You’re working with a new character, and I’d imagine that players and readers may have a hard time warming up to spending time with “the new guy”. How did you approach this?
My first reaction was similar to what many gamers must have felt. The end of R-2 came as a shock. And then, when they told me that the character I didn’t like was going to be central to R-3, I wondered if the team had lost their minds! But, as mentioned earlier, the more I thought about it the more I liked it. This guy is very brave, he’s a true patriot, and he did what he though he should do. The decision haunts him however–and triggers a search for redemption. Once I realized that I couldn’t wait to get started.!
I had read a while back that you’re actually a gamer, yourself. Is that true? What do you enjoy playing?
I am a gamer and I love HALO, Mass Effect, and Call of Duty to name a few.
How much research goes into writing a book like Resistance 3: A Hole in the Sky?

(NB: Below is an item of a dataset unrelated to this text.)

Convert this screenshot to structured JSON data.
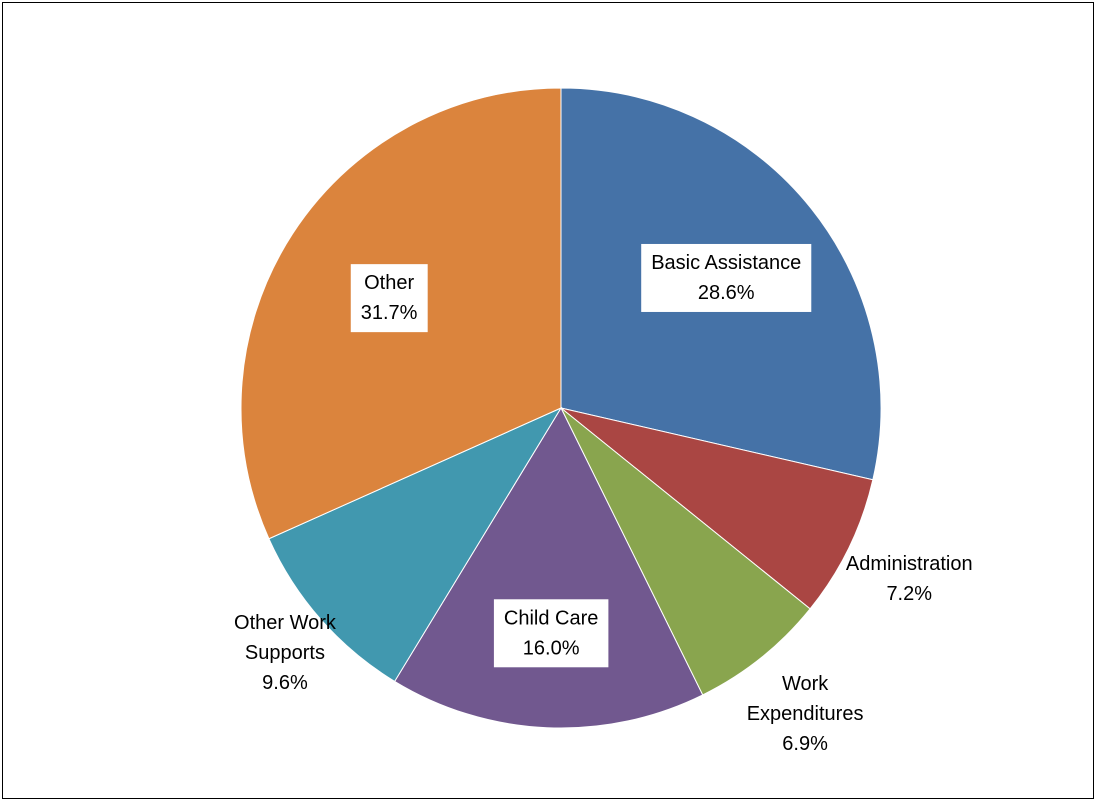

Quite a bit. Before I write a game related book I always play all of the games related to that universe all the way through. Typically I use the “Easy” or “Normal” setting so I can pause and take notes. The idea being to learn all of the characters, weapons, and background. That can take weeks. Then I study the background material that the creative team sends me, read prior novels written by other authors if there are any, and take more notes. Finally it’s always a good idea to check out whatever wikis may be available, online reviews, and talk to the guy at the game store. He’s the oracle.
The Resistance universe employs an alternative history timeline involving things like the Tunguska blast and more. Are you much of a history fan yourself? Do you have any particular areas of interest?
I am into history–especially the Napoleanic Wars. Besides my love of science fiction I’m a fan of C.S. Forrester’s work (the Hornblower books) and Bernard Cornwell’s Sharpe’s novels.
The games take place in the late fifties, when you were a child. Were you interested in science fiction back and related things like comic books and movies back then? Had you heard of an alien invasion then would part of you have been excited?
Radio was big when I was a kid! TV was ramping up but we didn’t have one for quite awhile. There was a neighborhood library however, and it was stocked with books by authors like Asimov, Heinlein, Clarke, Norton, and all of the other greats. Rather than do my schoolwork I consumed them at the rate of two or three books a week which meant that I often got good grades in English and did poorly in everything else. So if William C. Dietz been writing Resistance books back then William C. Dietz would have read every one of them!
“Transmedia” is a term that is popping up quite a bit in publishing circles these days. While the human need to tell stories is as strong as ever, the form that those stories takes is starting to change. We’ve got storylines that sprawl across movies, games and books now. As a guy who is in the middle of this, how has the business changed since you first got started? Further, what kinds of changes do you think we’ll see in the next few years?
You’re right… Everything is changing and I feel fortunate to be involved. Today’s authors can contribute to shared worlds, and in doing so, leave their own stamp on a constantly evolving story. Resistance is a wonderful example of that. I didn’t invent the universe, but I have had the privilege of adding to it, and I’m proud of that. As for the future I think all sorts of things lay ahead. How about books that have a musical score? Or games you can smell? And virtual reality movies that play in your head. Some or all of that is on the way. I hope they will need writers.